Архедем привёз письмо от Архита и от других тарентийцев. Все они звали Платона в Сиракузы, к Дионисию, и восхваляли его вдруг вспыхнувшую любовь к философии.
«Итак, когда я туда прибыл, то решил прежде всего убедиться, действительно ли Дионисий, как пламенем, охвачен жаждой философии, или же напрасно все эти бесчисленные толки распространились в Афинах. Есть один способ произвести такого рода испытание. Он не оскорбителен и вполне подходящ для тиранов, особенно «мудрецов», набитых ходячими истинами. Тотчас по прибытии я заметил, что это в высшей степени относится к Дионисию. Так вот, таким людям надо показать, что из себя представляет философия в целом, какие сложности она в себе таит и каких требует усилий. Если человек подлинный философ, достойный этого имени и одарённый от бога, он, услышав это, считает, что перед ним открылась удивительная дорога и теперь ему нужно напрячь все силы, а если он не сделает этого, то не к чему и жить. После, сам собравшись с силами, он побуждает двигаться и того, кто его ведёт, и не отпускает до тех пор, пока не получит способность один, без наставника нащупать правильный путь. Таким образом, такими мыслями живёт истинный философ. Какими бы делами ни занимался, он твёрдо держится философии. Его каждодневный образ жизни таков, что делает его в высшей степени восприимчивым, памятливым, способным мыслить и рассуждать. Он ведёт умеренную, трезвую жизнь, иную навсегда возненавидит. Те же, кого не назовёшь подлинными философами, расточают банальности, выдавая дешёвый налёт, подобный загару на коже, за истинное знание, позолоту за золото. Поняв, сколь велико должно быть познание, как огромен труд, каким размеренным и высоконравственным должен быть образ жизни, и испугавшись трудностей, они оказываются неспособными ревностно заниматься философией. Некоторые убеждают самих себя, что уже довольно наслушались и впредь нет никакой нужды продолжать учёбы. Это испытание совершенно безопасно по отношению к тем, кто ведёт праздный образ жизни и не имеет сил упорно трудиться. Оно никогда не вызывает нареканий на того, кто его применил, но рождает досаду на самого себя за неспособность его пройти.

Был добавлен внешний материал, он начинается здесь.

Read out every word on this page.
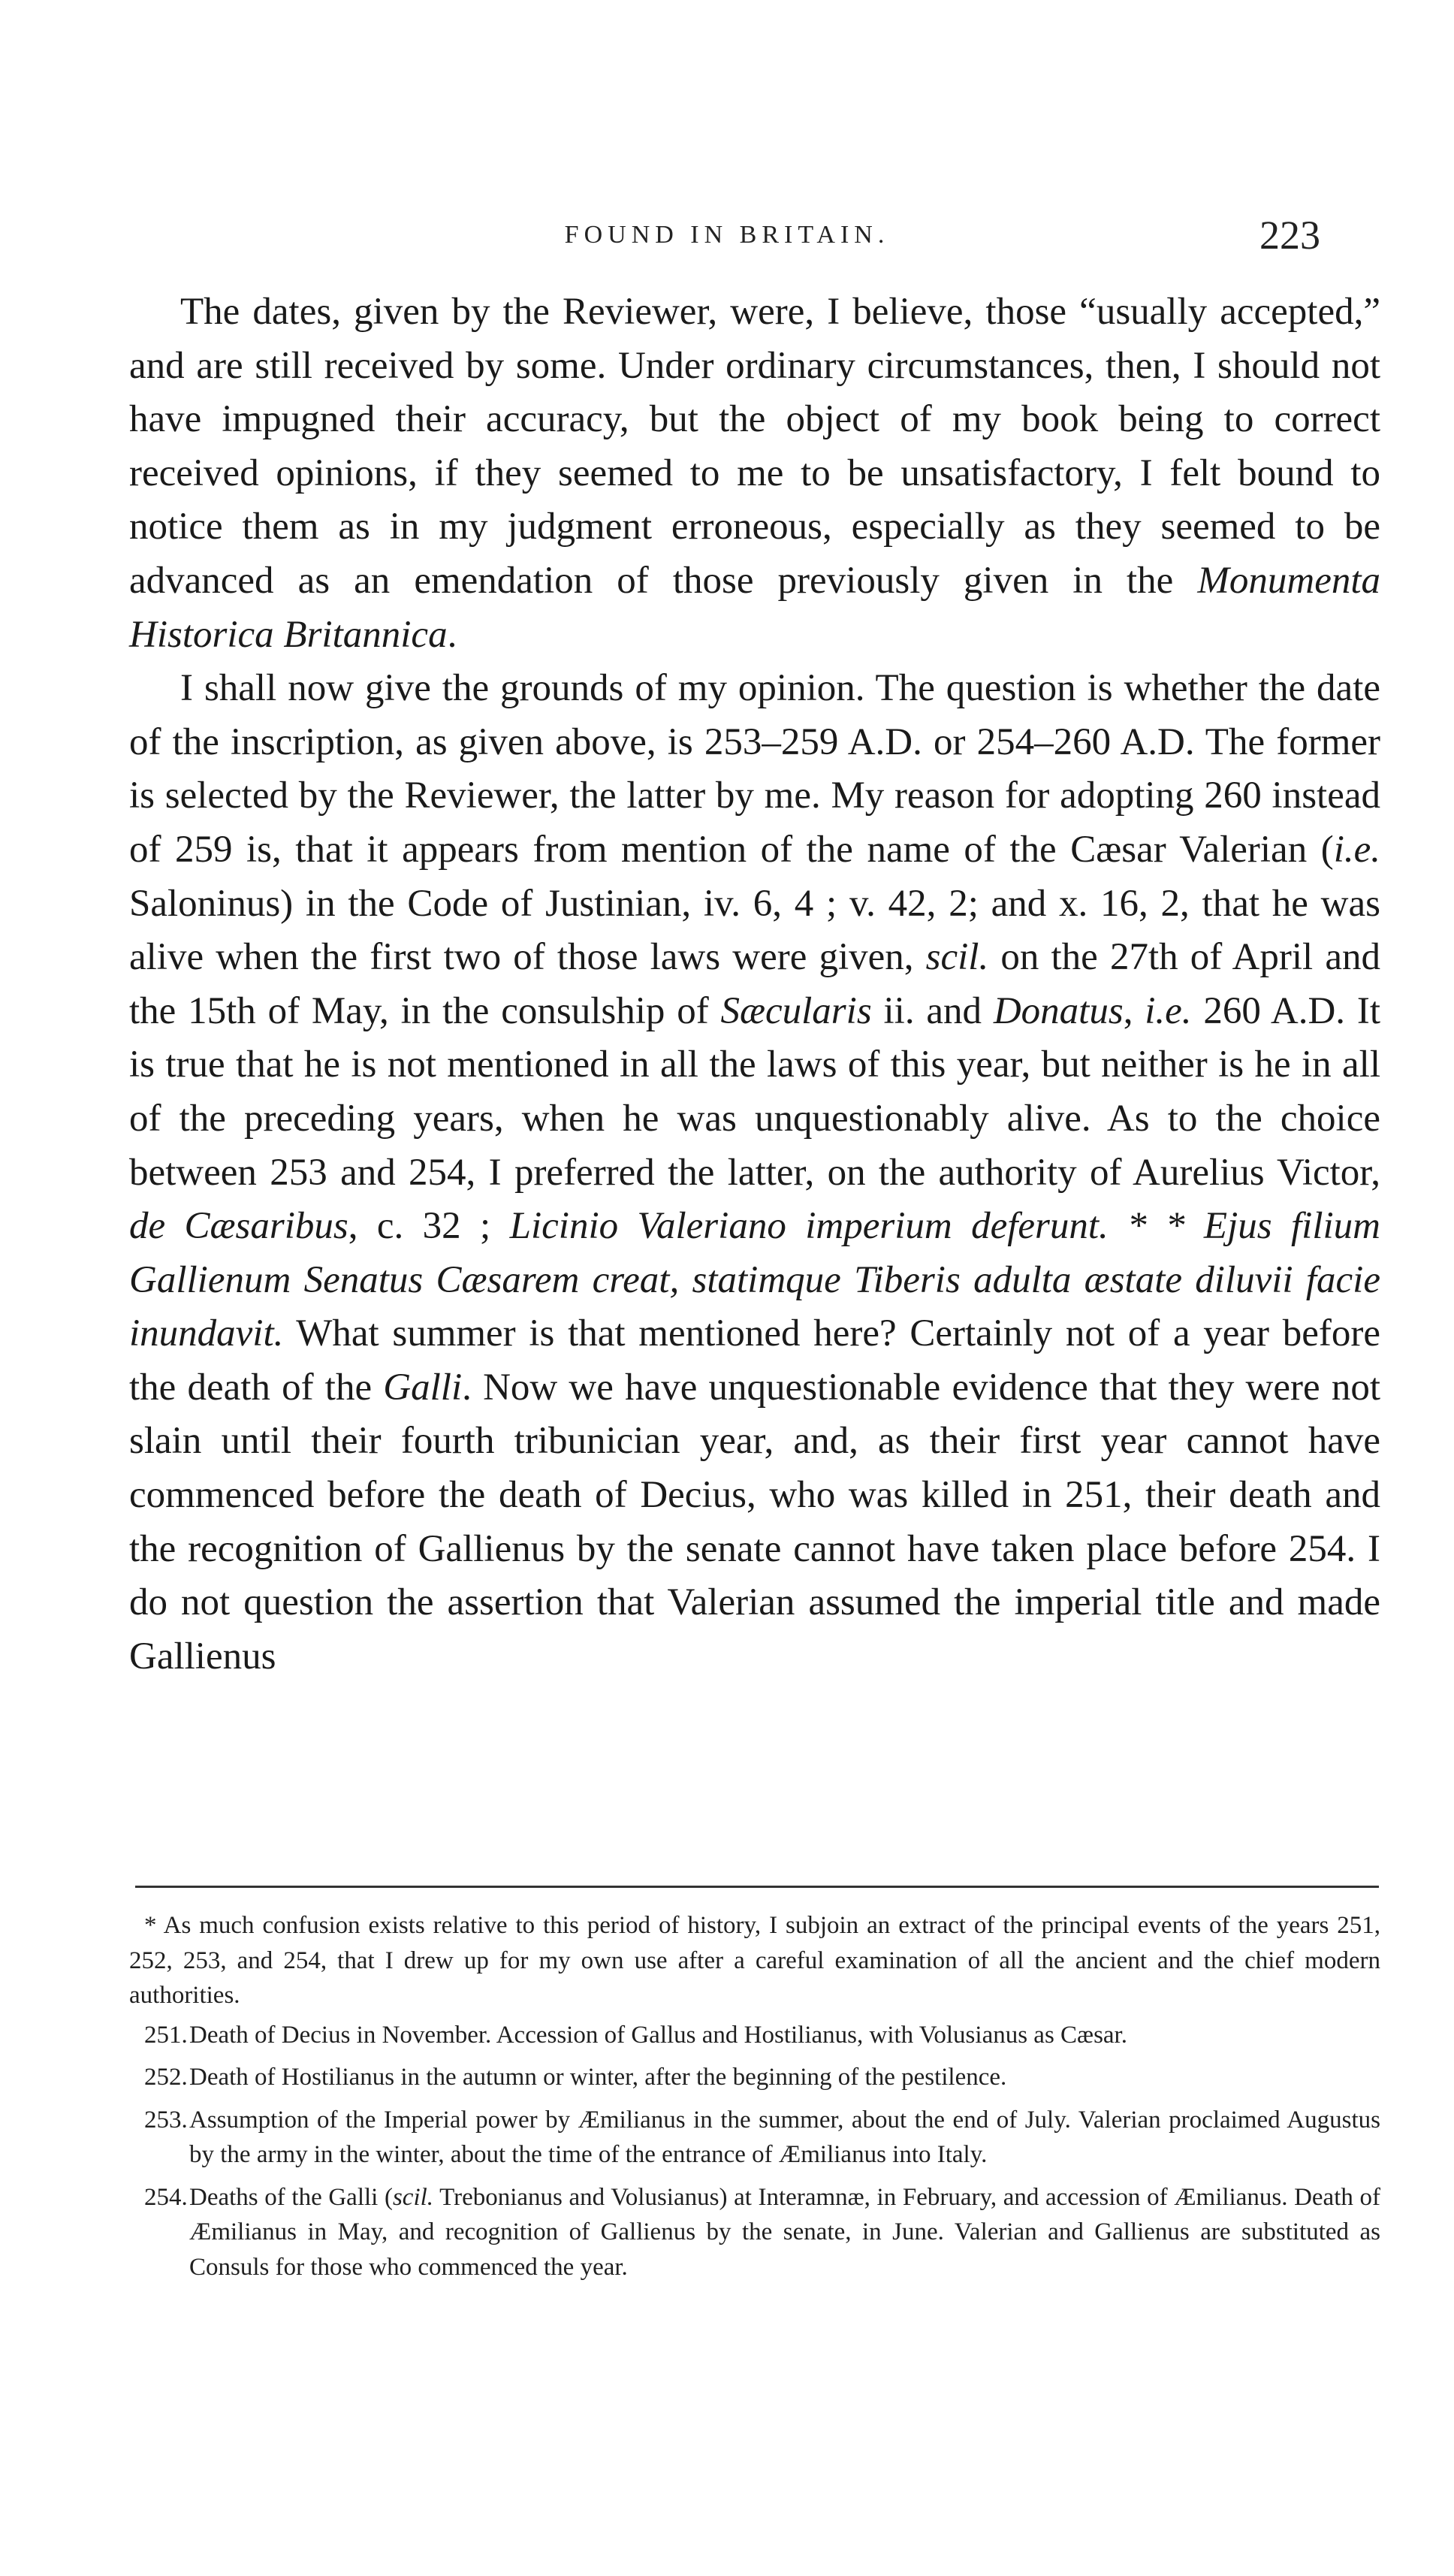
FOUND IN BRITAIN.	223

The dates, given by the Reviewer, were, I believe, those “usually accepted,” and are still received by some. Under ordinary circumstances, then, I should not have impugned their accuracy, but the object of my book being to correct received opinions, if they seemed to me to be unsatisfactory, I felt bound to notice them as in my judgment erroneous, especially as they seemed to be advanced as an emendation of those previously given in the Monumenta Historica Britannica.

I shall now give the grounds of my opinion. The question is whether the date of the inscription, as given above, is 253–259 A.D. or 254–260 A.D. The former is selected by the Reviewer, the latter by me. My reason for adopting 260 instead of 259 is, that it appears from mention of the name of the Cæsar Valerian (i.e. Saloninus) in the Code of Justinian, iv. 6, 4 ; v. 42, 2; and x. 16, 2, that he was alive when the first two of those laws were given, scil. on the 27th of April and the 15th of May, in the consulship of Sæcularis ii. and Donatus, i.e. 260 A.D. It is true that he is not mentioned in all the laws of this year, but neither is he in all of the preceding years, when he was unquestionably alive. As to the choice between 253 and 254, I preferred the latter, on the authority of Aurelius Victor, de Cæsaribus, c. 32 ; Licinio Valeriano imperium deferunt. * * Ejus filium Gallienum Senatus Cæsarem creat, statimque Tiberis adulta æstate diluvii facie inundavit. What summer is that mentioned here? Certainly not of a year before the death of the Galli. Now we have unquestionable evidence that they were not slain until their fourth tribunician year, and, as their first year cannot have commenced before the death of Decius, who was killed in 251, their death and the recognition of Gallienus by the senate cannot have taken place before 254. I do not question the assertion that Valerian assumed the imperial title and made Gallienus

* As much confusion exists relative to this period of history, I subjoin an extract of the principal events of the years 251, 252, 253, and 254, that I drew up for my own use after a careful examination of all the ancient and the chief modern authorities.

251. Death of Decius in November. Accession of Gallus and Hostilianus, with Volusianus as Cæsar.
252. Death of Hostilianus in the autumn or winter, after the beginning of the pestilence.
253. Assumption of the Imperial power by Æmilianus in the summer, about the end of July. Valerian proclaimed Augustus by the army in the winter, about the time of the entrance of Æmilianus into Italy.
254. Deaths of the Galli (scil. Trebonianus and Volusianus) at Interamnæ, in February, and accession of Æmilianus. Death of Æmilianus in May, and recognition of Gallienus by the senate, in June. Valerian and Gallienus are substituted as Consuls for those who commenced the year.
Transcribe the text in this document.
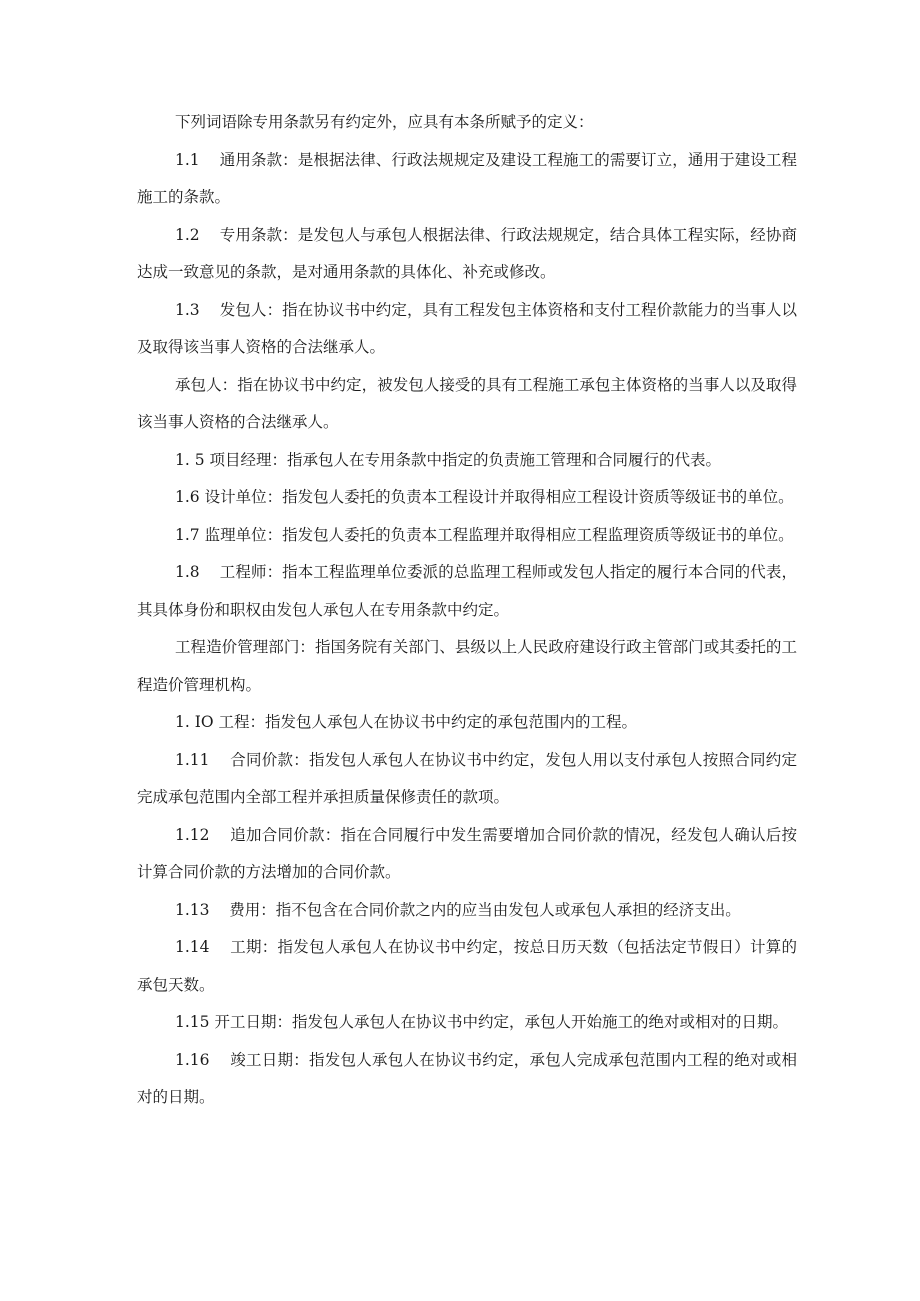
下列词语除专用条款另有约定外，应具有本条所赋予的定义：

1.1    通用条款：是根据法律、行政法规规定及建设工程施工的需要订立，通用于建设工程施工的条款。

1.2    专用条款：是发包人与承包人根据法律、行政法规规定，结合具体工程实际，经协商达成一致意见的条款，是对通用条款的具体化、补充或修改。

1.3    发包人：指在协议书中约定，具有工程发包主体资格和支付工程价款能力的当事人以及取得该当事人资格的合法继承人。

承包人：指在协议书中约定，被发包人接受的具有工程施工承包主体资格的当事人以及取得该当事人资格的合法继承人。

1. 5 项目经理：指承包人在专用条款中指定的负责施工管理和合同履行的代表。

1.6 设计单位：指发包人委托的负责本工程设计并取得相应工程设计资质等级证书的单位。

1.7 监理单位：指发包人委托的负责本工程监理并取得相应工程监理资质等级证书的单位。

1.8    工程师：指本工程监理单位委派的总监理工程师或发包人指定的履行本合同的代表，其具体身份和职权由发包人承包人在专用条款中约定。

工程造价管理部门：指国务院有关部门、县级以上人民政府建设行政主管部门或其委托的工程造价管理机构。

1. IO 工程：指发包人承包人在协议书中约定的承包范围内的工程。

1.11    合同价款：指发包人承包人在协议书中约定，发包人用以支付承包人按照合同约定完成承包范围内全部工程并承担质量保修责任的款项。

1.12    追加合同价款：指在合同履行中发生需要增加合同价款的情况，经发包人确认后按计算合同价款的方法增加的合同价款。

1.13    费用：指不包含在合同价款之内的应当由发包人或承包人承担的经济支出。

1.14    工期：指发包人承包人在协议书中约定，按总日历天数（包括法定节假日）计算的承包天数。

1.15 开工日期：指发包人承包人在协议书中约定，承包人开始施工的绝对或相对的日期。

1.16    竣工日期：指发包人承包人在协议书约定，承包人完成承包范围内工程的绝对或相对的日期。
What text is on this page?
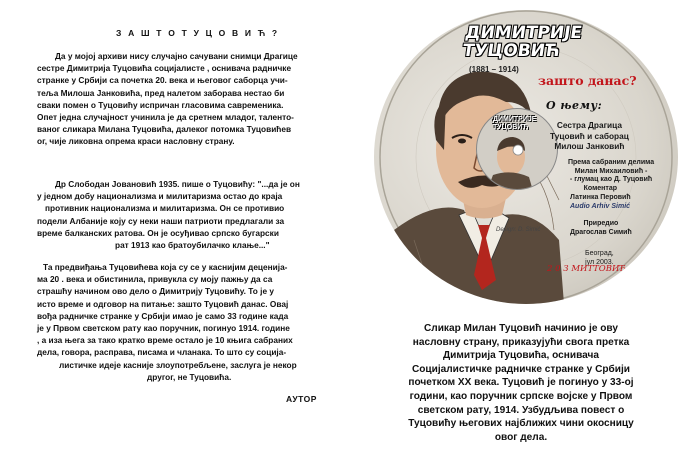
З А Ш Т О Т У Ц О В И Ћ ?
Да у мојој архиви нису случајно сачувани снимци Драгице
сестре Димитрија Туцовића социјалисте , оснивача радничке
странке у Србији са почетка 20. века и његовог саборца учи-
теља Милоша Јанковића, пред налетом заборава нестао би
сваки помен о Туцовићу испричан гласовима савременика.
Опет једна случајност учинила је да сретнем младог, таленто-
ваног сликара Милана Туцовића, далеког потомка Туцовићев
ог, чије ликовна опрема краси насловну страну.
Др Слободан Јовановић 1935. пише о Туцовићу: "...да је он
у једном добу национализма и милитаризма остао до краја
противник национализма и милитаризма. Он се противио
подели Албаније коју су неки наши патриоти предлагали за
време балканских ратова. Он је осуђивао српско бугарски
рат 1913 као братоубилачко клање..."
Та предвиђања Туцовићева која су се у каснијим деценија-
ма 20 . века и обистинила, привукла су мојy пажњу да са
страшћу начином ово дело о Димитрију Туцовићу. То је у
исто време и одговор на питање: зашто Туцовић данас. Овај
вођа радничке странке у Србији имао је само 33 године када
је у Првом светском рату као поручник, погинуо 1914. године
, а иза њега за тако кратко време остало је 10 књига сабраних
дела, говора, расправа, писама и чланака. То што су соција-
листичке идеје касније злоупотребљене, заслуга је некор
другог, не Туцовића.
АУТОР
ДИМИТРИЈЕ
ТУЦОВИЋ
(1881 – 1914)
зашто данас?
О њему:
ДИМИТРИЈЕ
ТУЦОВИЋ	Сестра Драгица
Туцовић и саборац
Милош Јанковић
Према сабраним делима
Милан Михаиловић -
- глумац као Д. Туцовић
Коментар
Латинка Перовић
Audio Arhiv Simić
Приредио
Драгослав Симић
Београд,
јул 2003.
Design: D. Simić
2 0 3 МИТТОВИЋ
Сликар Милан Туцовић начинио је ову
насловну страну, приказујући свога претка
Димитрија Туцовића, оснивача
Социјалистичке радничке странке у Србији
почетком XX века. Туцовић је погинуо у 33-ој
години, као поручник српске војске у Првом
светском рату, 1914. Узбудљива повест о
Туцовићу његових најближих чини окосницу
овог дела.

Таким образом, я применил это испытание к Дионисию. Но не излагал ему всего до конца, а он не просил меня об этом, лишь делал вид, что многое уже знает сам и в достаточной мере усвоил со слов других. Позже я узнал, что он записывал речи многих, выдавая их за своё учение и ни словом не упоминая о тех, от кого это узнавал...
Некоторое время спустя он вдруг не разрешил своим управляющим посылать Диону деньги, словно совершенно забыв о своём обещании. Он стал говорить, что имущество принадлежит не Диону, а его сыну Гиппарину, а он, по закону, является его опекуном. Вот как обстояло дело в то время и до чего это дошло. Подобные события уже и раньше ясно мне показали, какова любовь Дионисия к философии, и, хочешь не хочешь, мне оставалось только негодовать. Тогда уже было лето и время плавания кораблей, и я подумал, что мне следует сердиться не на Дионисия, а на самого себя и тех, кто в третий раз заставил меня пересечь пролив Скиллы.
Вновь чтоб измерить мне пропасть ужасной Харибды[71].